OUI, et ils sont inévitables dans un monde, où, non seulement TOUT change constamment, mais dans lequel RIEN ne dépend de notre seul soi-disant « libre arbitre », cette prétendue libre volonté, en vertu de laquelle il suffirait de vouloir pour pouvoir. L’ignorer est la cause du mensonge de Barack Obama, affirmant devant le monde entier, dans son slogan de campagne présidentielle : « Yes, we can » - et c’est ainsi qu’après avoir enchanté l’Amérique, voire le monde, il a dû déchanter devant la réalité incontournable du devenir du monde !

 

Aussi, pour votre gouverne et éviter ainsi de continuer à tromper l’opinion, sachez que la règle absolue et éternelle qui dirige le monde n’est autre que la « nécessité » spinoziste, en vertu de laquelle TOUT ce qui advient dans notre monde [Phénomènes naturels, variations climatiques en particulier, évènements historiques, actions de groupes (États et autres), décisions et actes individuels] n’est que le résultat de l’enchaînement infini de l’infinité des causes et des effets découlant du seul mouvement universel sous toutes ses formes et de l’infinité de ses degrés de vitesse passant de l’un dans l’autre, de sorte qu’il ne reste à chacun que la « possibilité de s’adapter » au mouvement du monde, source de revirements inévitables – sauf, évidemment, à vous-même, à vos intellectuels, vos scientifiques et vos « philosopheurs » de démontrer le contraire ! ! !

 

De plus, en matière de revirement, vous n’y échappez guère, si j’en crois seulement l’hebdomadaire Le Point dans son numéro 2040 du 20 courant, qui écrit à ce sujet (cf. page 43) :

 

« La rigueur que l’on n’ose pas imposer aujourd’hui sera sûrement au programme du futur président et peut-être même avant l’échéance de mai 2012. Mais le candidat du PS, qui veut « réenchanter le rêve français », ne parle pas des choses qui fâchent.
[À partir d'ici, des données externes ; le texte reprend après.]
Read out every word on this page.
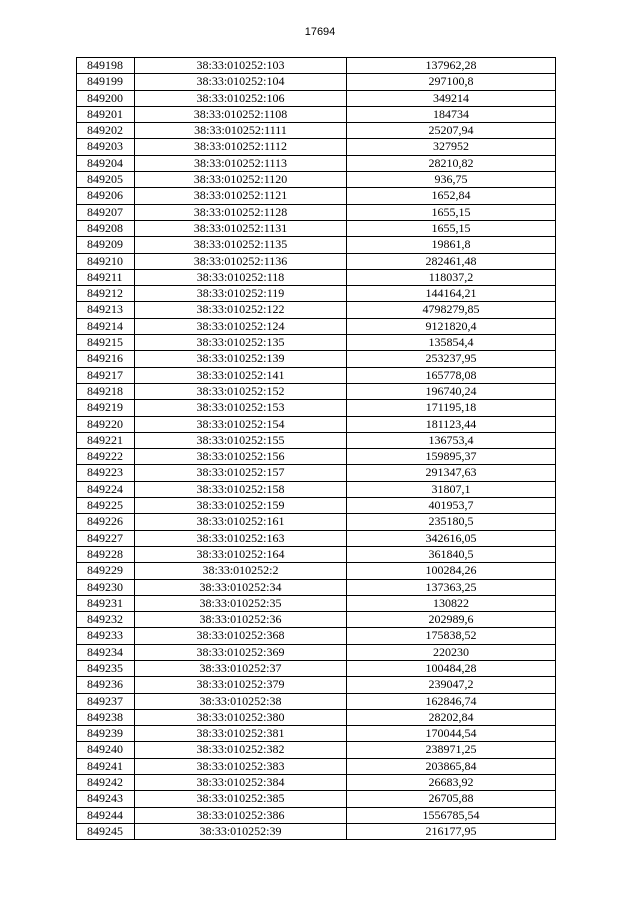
17694
849198	38:33:010252:103	137962,28
849199	38:33:010252:104	297100,8
849200	38:33:010252:106	349214
849201	38:33:010252:1108	184734
849202	38:33:010252:1111	25207,94
849203	38:33:010252:1112	327952
849204	38:33:010252:1113	28210,82
849205	38:33:010252:1120	936,75
849206	38:33:010252:1121	1652,84
849207	38:33:010252:1128	1655,15
849208	38:33:010252:1131	1655,15
849209	38:33:010252:1135	19861,8
849210	38:33:010252:1136	282461,48
849211	38:33:010252:118	118037,2
849212	38:33:010252:119	144164,21
849213	38:33:010252:122	4798279,85
849214	38:33:010252:124	9121820,4
849215	38:33:010252:135	135854,4
849216	38:33:010252:139	253237,95
849217	38:33:010252:141	165778,08
849218	38:33:010252:152	196740,24
849219	38:33:010252:153	171195,18
849220	38:33:010252:154	181123,44
849221	38:33:010252:155	136753,4
849222	38:33:010252:156	159895,37
849223	38:33:010252:157	291347,63
849224	38:33:010252:158	31807,1
849225	38:33:010252:159	401953,7
849226	38:33:010252:161	235180,5
849227	38:33:010252:163	342616,05
849228	38:33:010252:164	361840,5
849229	38:33:010252:2	100284,26
849230	38:33:010252:34	137363,25
849231	38:33:010252:35	130822
849232	38:33:010252:36	202989,6
849233	38:33:010252:368	175838,52
849234	38:33:010252:369	220230
849235	38:33:010252:37	100484,28
849236	38:33:010252:379	239047,2
849237	38:33:010252:38	162846,74
849238	38:33:010252:380	28202,84
849239	38:33:010252:381	170044,54
849240	38:33:010252:382	238971,25
849241	38:33:010252:383	203865,84
849242	38:33:010252:384	26683,92
849243	38:33:010252:385	26705,88
849244	38:33:010252:386	1556785,54
849245	38:33:010252:39	216177,95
Certes, il a balisé le retour à l’équilibre des finances publiques : ce sera 3% du PIB dès 2013 et 0% en 2017, un cheminement bien timide qui peut être remis en question si la petite croissance économique prévue (1,75%) n’est pas au rendez-vous l’an prochain. » [Fin de citation]

 

Nicolas Sarkozy n’a pas dit autre chose, mais comme votre seul programme personnel reste toujours votre anti-sarkozysme primaire, tout est bon, mensonges compris, pour l’enfoncer aux yeux de l’opinion, et c’est encore le meilleur moyen d’ « appâter » les électeurs, ainsi que l’atteste votre propos : « Le chef de l’Etat a tout raté et finit dans l’indignité. » [Cf. Le Point, n° 2040, page 40]

 

En connaissez-vous, vous personnellement, des individus, voire des groupes d’individus, qui feraient toujours TOUT mal ou TOUT bien, hormis la gauche en général et les socialistes en particulier, évidemment, dans un monde, où TOUT est relatif et RIEN n’est absolu ? C’est généralement un point de vue réservé aux esprits primaires ou sectaires ! ! !

 

C’est pourquoi votre promesse mensongère d’enchanteur Merlin face à des personnes en plein désarroi, et dans un monde qui connaît l’une de ses plus graves crises économico-financière, est une escroquerie intellectuelle inspirée par votre seul penser superstitieux – et comme déjà souligné précédemment, vous n’échappez à aucun de ses modes d’expression évoqués plus haut !

 

Le problème pour vous est que les quelques vingt lettres sur fondement philosophique, adressées en dix ans, n’ont servi à rien pour vous « éveiller » à LA Vérité éternelle absolue, et que vos déclarations d’intention de Premier secrétaire n’ont pas été suivis d’effet en matière d’insécurité et de laïcité, entre autres.

 

Pour mémoire, et pour l’établir, je rappelle certaines de ces lettres toujours à votre disposition :

 

Année 2000 – Lettre manuscrite du 6 octobre, ayant déjà pour objet : « Rêve et réalité »

 

Année 2002 – Lettre du 31 août, « Idéologie et réalité »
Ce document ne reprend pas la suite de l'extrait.